NOTE: We will use the CACHE from Step 2 above

apiVersion: apps.nvidia.com/v1alpha1
kind: NIMService
metadata:
  name: meta-llama3-8b-instruct
spec:
  image:
    repository: nvcr.io/nim/meta/llama-3.1-8b-instruct
    tag: 1.1.2
    pullPolicy: IfNotPresent
    pullSecrets:
      - ngc-secret
  authSecret: ngc-api-secret
  storage:
    nimCache:
      name: meta-llama3-8b-instruct
      profile: '3807be802a8ab1d999bf280c96dcd8cf77ac44c0a4d72edb9083f0abb89b6a19'
  replicas: 1
  resources:
    limits:
      nvidia.com/gpu: 1
  expose:
    service:
      type: ClusterIP
      port: 8000


Review Pod status –> k get nimservices

$ k get nimservices

meta-llama3-8b-instruct Ready                                  4m1s

Our pod is ready! Time for a quick health-check !

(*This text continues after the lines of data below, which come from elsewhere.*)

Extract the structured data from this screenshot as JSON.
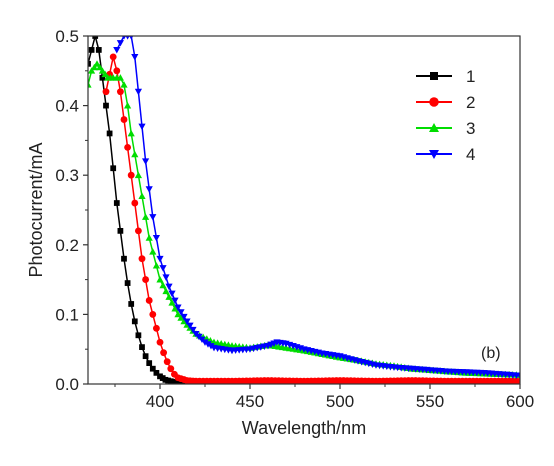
{
  "chart_data": {
    "type": "line",
    "title": "",
    "xlabel": "Wavelength/nm",
    "ylabel": "Photocurrent/mA",
    "xlim": [
      360,
      600
    ],
    "ylim": [
      0,
      0.5
    ],
    "x_ticks": [
      400,
      450,
      500,
      550,
      600
    ],
    "x_tick_labels": [
      "400",
      "450",
      "500",
      "550",
      "600"
    ],
    "y_ticks": [
      0,
      0.1,
      0.2,
      0.3,
      0.4,
      0.5
    ],
    "y_tick_labels": [
      "0.0",
      "0.1",
      "0.2",
      "0.3",
      "0.4",
      "0.5"
    ],
    "annotation": "(b)",
    "legend_position": "top-right",
    "grid": false,
    "series": [
      {
        "name": "1",
        "color": "#000000",
        "marker": "square",
        "points": [
          [
            360,
            0.46
          ],
          [
            364,
            0.5
          ],
          [
            366,
            0.48
          ],
          [
            370,
            0.4
          ],
          [
            372,
            0.36
          ],
          [
            374,
            0.31
          ],
          [
            376,
            0.26
          ],
          [
            378,
            0.22
          ],
          [
            380,
            0.18
          ],
          [
            382,
            0.145
          ],
          [
            384,
            0.115
          ],
          [
            386,
            0.09
          ],
          [
            388,
            0.07
          ],
          [
            390,
            0.053
          ],
          [
            392,
            0.04
          ],
          [
            394,
            0.03
          ],
          [
            396,
            0.022
          ],
          [
            398,
            0.016
          ],
          [
            400,
            0.011
          ],
          [
            403,
            0.006
          ],
          [
            406,
            0.004
          ],
          [
            410,
            0.002
          ],
          [
            420,
            0.002
          ],
          [
            440,
            0.002
          ],
          [
            460,
            0.002
          ],
          [
            480,
            0.002
          ],
          [
            500,
            0.002
          ],
          [
            520,
            0.002
          ],
          [
            540,
            0.002
          ],
          [
            560,
            0.002
          ],
          [
            580,
            0.002
          ],
          [
            600,
            0.002
          ]
        ]
      },
      {
        "name": "2",
        "color": "#ff0000",
        "marker": "circle",
        "points": [
          [
            370,
            0.42
          ],
          [
            374,
            0.47
          ],
          [
            376,
            0.45
          ],
          [
            378,
            0.42
          ],
          [
            380,
            0.38
          ],
          [
            382,
            0.34
          ],
          [
            384,
            0.3
          ],
          [
            386,
            0.26
          ],
          [
            388,
            0.22
          ],
          [
            390,
            0.18
          ],
          [
            392,
            0.15
          ],
          [
            394,
            0.12
          ],
          [
            396,
            0.1
          ],
          [
            398,
            0.08
          ],
          [
            400,
            0.06
          ],
          [
            402,
            0.045
          ],
          [
            404,
            0.032
          ],
          [
            406,
            0.022
          ],
          [
            408,
            0.014
          ],
          [
            410,
            0.009
          ],
          [
            415,
            0.005
          ],
          [
            420,
            0.004
          ],
          [
            440,
            0.004
          ],
          [
            460,
            0.005
          ],
          [
            480,
            0.004
          ],
          [
            500,
            0.005
          ],
          [
            520,
            0.004
          ],
          [
            540,
            0.005
          ],
          [
            560,
            0.004
          ],
          [
            580,
            0.004
          ],
          [
            600,
            0.004
          ]
        ]
      },
      {
        "name": "3",
        "color": "#00dd00",
        "marker": "triangle-up",
        "points": [
          [
            360,
            0.43
          ],
          [
            362,
            0.45
          ],
          [
            365,
            0.46
          ],
          [
            368,
            0.45
          ],
          [
            371,
            0.44
          ],
          [
            374,
            0.44
          ],
          [
            378,
            0.44
          ],
          [
            380,
            0.43
          ],
          [
            382,
            0.4
          ],
          [
            384,
            0.36
          ],
          [
            386,
            0.33
          ],
          [
            388,
            0.3
          ],
          [
            390,
            0.27
          ],
          [
            392,
            0.24
          ],
          [
            394,
            0.21
          ],
          [
            396,
            0.19
          ],
          [
            398,
            0.17
          ],
          [
            400,
            0.15
          ],
          [
            405,
            0.125
          ],
          [
            410,
            0.1
          ],
          [
            415,
            0.085
          ],
          [
            420,
            0.072
          ],
          [
            430,
            0.06
          ],
          [
            440,
            0.055
          ],
          [
            450,
            0.052
          ],
          [
            460,
            0.056
          ],
          [
            470,
            0.052
          ],
          [
            480,
            0.048
          ],
          [
            490,
            0.043
          ],
          [
            500,
            0.038
          ],
          [
            510,
            0.034
          ],
          [
            520,
            0.029
          ],
          [
            530,
            0.026
          ],
          [
            540,
            0.022
          ],
          [
            550,
            0.02
          ],
          [
            560,
            0.018
          ],
          [
            570,
            0.016
          ],
          [
            580,
            0.015
          ],
          [
            590,
            0.014
          ],
          [
            600,
            0.013
          ]
        ]
      },
      {
        "name": "4",
        "color": "#0000ff",
        "marker": "triangle-down",
        "points": [
          [
            376,
            0.48
          ],
          [
            380,
            0.5
          ],
          [
            384,
            0.5
          ],
          [
            386,
            0.47
          ],
          [
            388,
            0.42
          ],
          [
            390,
            0.37
          ],
          [
            392,
            0.32
          ],
          [
            394,
            0.28
          ],
          [
            396,
            0.24
          ],
          [
            398,
            0.21
          ],
          [
            400,
            0.18
          ],
          [
            405,
            0.14
          ],
          [
            410,
            0.11
          ],
          [
            415,
            0.09
          ],
          [
            420,
            0.072
          ],
          [
            425,
            0.06
          ],
          [
            430,
            0.052
          ],
          [
            440,
            0.048
          ],
          [
            450,
            0.05
          ],
          [
            460,
            0.055
          ],
          [
            465,
            0.06
          ],
          [
            470,
            0.058
          ],
          [
            480,
            0.05
          ],
          [
            490,
            0.044
          ],
          [
            500,
            0.04
          ],
          [
            510,
            0.033
          ],
          [
            520,
            0.027
          ],
          [
            530,
            0.024
          ],
          [
            540,
            0.022
          ],
          [
            550,
            0.02
          ],
          [
            560,
            0.018
          ],
          [
            570,
            0.017
          ],
          [
            580,
            0.016
          ],
          [
            590,
            0.014
          ],
          [
            600,
            0.012
          ]
        ]
      }
    ]
  }
}
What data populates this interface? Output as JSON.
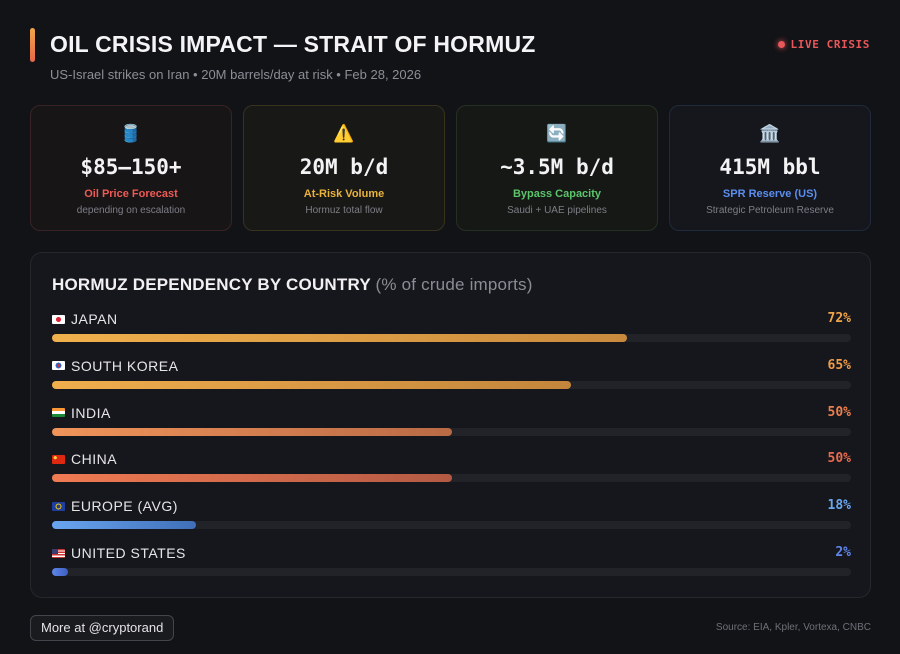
{
  "header": {
    "title": "OIL CRISIS IMPACT — STRAIT OF HORMUZ",
    "subtitle": "US-Israel strikes on Iran • 20M barrels/day at risk • Feb 28, 2026",
    "live_label": "LIVE CRISIS",
    "live_color": "#e8575a"
  },
  "stats": [
    {
      "icon": "oil-barrel-icon",
      "glyph": "🛢️",
      "value": "$85–150+",
      "label": "Oil Price Forecast",
      "sub": "depending on escalation",
      "color": "#ee5a55"
    },
    {
      "icon": "warning-icon",
      "glyph": "⚠️",
      "value": "20M b/d",
      "label": "At-Risk Volume",
      "sub": "Hormuz total flow",
      "color": "#e8b23c"
    },
    {
      "icon": "cycle-arrows-icon",
      "glyph": "🔄",
      "value": "~3.5M b/d",
      "label": "Bypass Capacity",
      "sub": "Saudi + UAE pipelines",
      "color": "#5cc46a"
    },
    {
      "icon": "classical-building-icon",
      "glyph": "🏛️",
      "value": "415M bbl",
      "label": "SPR Reserve (US)",
      "sub": "Strategic Petroleum Reserve",
      "color": "#5b8ef0"
    }
  ],
  "panel": {
    "title": "HORMUZ DEPENDENCY BY COUNTRY",
    "title_paren": "(% of crude imports)"
  },
  "countries": [
    {
      "name": "JAPAN",
      "flag": "japan-flag-icon",
      "value": 72,
      "label": "72%",
      "color": "#f0a44a",
      "grad": [
        "#f0b04c",
        "#c98a3e"
      ]
    },
    {
      "name": "SOUTH KOREA",
      "flag": "south-korea-flag-icon",
      "value": 65,
      "label": "65%",
      "color": "#ee9c4b",
      "grad": [
        "#f0ae4d",
        "#c3853c"
      ]
    },
    {
      "name": "INDIA",
      "flag": "india-flag-icon",
      "value": 50,
      "label": "50%",
      "color": "#ec7f4e",
      "grad": [
        "#f0945a",
        "#b96a45"
      ]
    },
    {
      "name": "CHINA",
      "flag": "china-flag-icon",
      "value": 50,
      "label": "50%",
      "color": "#ea6a4e",
      "grad": [
        "#f07a52",
        "#b35a44"
      ]
    },
    {
      "name": "EUROPE (AVG)",
      "flag": "eu-flag-icon",
      "value": 18,
      "label": "18%",
      "color": "#6aa6f0",
      "grad": [
        "#6aa6f0",
        "#3f6fb8"
      ]
    },
    {
      "name": "UNITED STATES",
      "flag": "us-flag-icon",
      "value": 2,
      "label": "2%",
      "color": "#5f86ea",
      "grad": [
        "#5f86ea",
        "#3d5fc0"
      ]
    }
  ],
  "footer": {
    "button_label": "More at @cryptorand",
    "source": "Source: EIA, Kpler, Vortexa, CNBC"
  }
}
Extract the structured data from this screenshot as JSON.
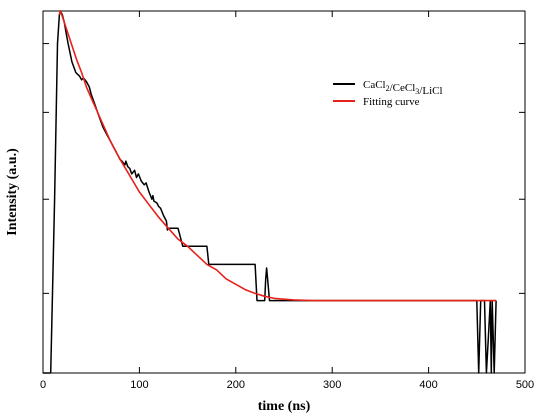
{
  "chart_data": {
    "type": "line",
    "title": "",
    "xlabel": "time (ns)",
    "ylabel": "Intensity (a.u.)",
    "xlim": [
      0,
      500
    ],
    "ylim": [
      0,
      1
    ],
    "y_scale": "log",
    "grid": false,
    "legend_position": "top-right",
    "x_ticks": [
      0,
      100,
      200,
      300,
      400,
      500
    ],
    "y_tick_values": [
      0.22,
      0.48,
      0.72,
      0.91
    ],
    "legend": [
      {
        "parts": [
          {
            "t": "CaCl"
          },
          {
            "t": "2",
            "sub": true
          },
          {
            "t": "/CeCl"
          },
          {
            "t": "3",
            "sub": true
          },
          {
            "t": "/LiCl"
          }
        ],
        "color": "#000000"
      },
      {
        "parts": [
          {
            "t": "Fitting curve"
          }
        ],
        "color": "#e8201a"
      }
    ],
    "series": [
      {
        "name": "CaCl2/CeCl3/LiCl",
        "color": "#000000",
        "x": [
          0,
          5,
          8,
          12,
          15,
          17,
          18,
          20,
          22,
          24,
          26,
          30,
          34,
          38,
          40,
          42,
          45,
          48,
          50,
          54,
          58,
          62,
          66,
          70,
          74,
          78,
          80,
          82,
          85,
          86,
          88,
          90,
          92,
          95,
          97,
          99,
          102,
          105,
          107,
          110,
          113,
          114,
          115,
          118,
          120,
          122,
          125,
          128,
          129,
          130,
          135,
          140,
          145,
          150,
          160,
          170,
          172,
          174,
          180,
          190,
          200,
          210,
          220,
          222,
          225,
          228,
          230,
          231,
          232,
          233,
          235,
          240,
          260,
          300,
          350,
          400,
          440,
          450,
          452,
          454,
          456,
          458,
          460,
          462,
          464,
          465,
          466,
          468,
          470
        ],
        "y": [
          0.0,
          0.0,
          0.0,
          0.48,
          0.91,
          0.99,
          1.0,
          0.99,
          0.97,
          0.94,
          0.91,
          0.86,
          0.83,
          0.82,
          0.81,
          0.815,
          0.805,
          0.79,
          0.77,
          0.74,
          0.71,
          0.68,
          0.66,
          0.64,
          0.62,
          0.6,
          0.59,
          0.585,
          0.575,
          0.585,
          0.57,
          0.565,
          0.55,
          0.56,
          0.54,
          0.55,
          0.53,
          0.52,
          0.525,
          0.5,
          0.48,
          0.49,
          0.475,
          0.47,
          0.46,
          0.455,
          0.435,
          0.42,
          0.395,
          0.4,
          0.4,
          0.4,
          0.35,
          0.35,
          0.35,
          0.35,
          0.3,
          0.3,
          0.3,
          0.3,
          0.3,
          0.3,
          0.3,
          0.2,
          0.2,
          0.2,
          0.2,
          0.26,
          0.29,
          0.26,
          0.2,
          0.2,
          0.2,
          0.2,
          0.2,
          0.2,
          0.2,
          0.2,
          0.0,
          0.2,
          0.2,
          0.2,
          0.0,
          0.1,
          0.2,
          0.0,
          0.2,
          0.0,
          0.2
        ]
      },
      {
        "name": "Fitting curve",
        "color": "#e8201a",
        "x": [
          17,
          18,
          20,
          25,
          30,
          35,
          40,
          45,
          50,
          55,
          60,
          70,
          80,
          90,
          100,
          110,
          120,
          130,
          140,
          150,
          160,
          170,
          180,
          190,
          200,
          210,
          220,
          230,
          240,
          260,
          280,
          300,
          320,
          340,
          360,
          380,
          400,
          420,
          440,
          460,
          470
        ],
        "y": [
          0.99,
          1.0,
          0.985,
          0.945,
          0.905,
          0.865,
          0.83,
          0.79,
          0.76,
          0.73,
          0.7,
          0.64,
          0.59,
          0.545,
          0.5,
          0.465,
          0.43,
          0.4,
          0.37,
          0.35,
          0.325,
          0.3,
          0.285,
          0.26,
          0.245,
          0.23,
          0.22,
          0.212,
          0.206,
          0.202,
          0.2,
          0.2,
          0.2,
          0.2,
          0.2,
          0.2,
          0.2,
          0.2,
          0.2,
          0.2,
          0.2
        ]
      }
    ]
  }
}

$ kubectl get svc  | grep llama | awk '{print $3 }'
$ kubectl run --rm -it -n default curl --image=curlimages/curl:latest -- ash
$ curl http://10.110.172.10:8000/v1/health/ready

Output will be:

{"object":"health.response","message":"Service is ready."}

Summary

Deploying the NVIDIA NIM Operator in 10 Minutes brings powerful GPU management capabilities to your Kubernetes cluster. In this guide we walked-through the installation process, helping you with AI and ML tasks.

I think – we will see the NIMCACHE being used for many models – so enterprise can have a mix-and-match approach to easy scale on-prem, air-gapped or in the cloud.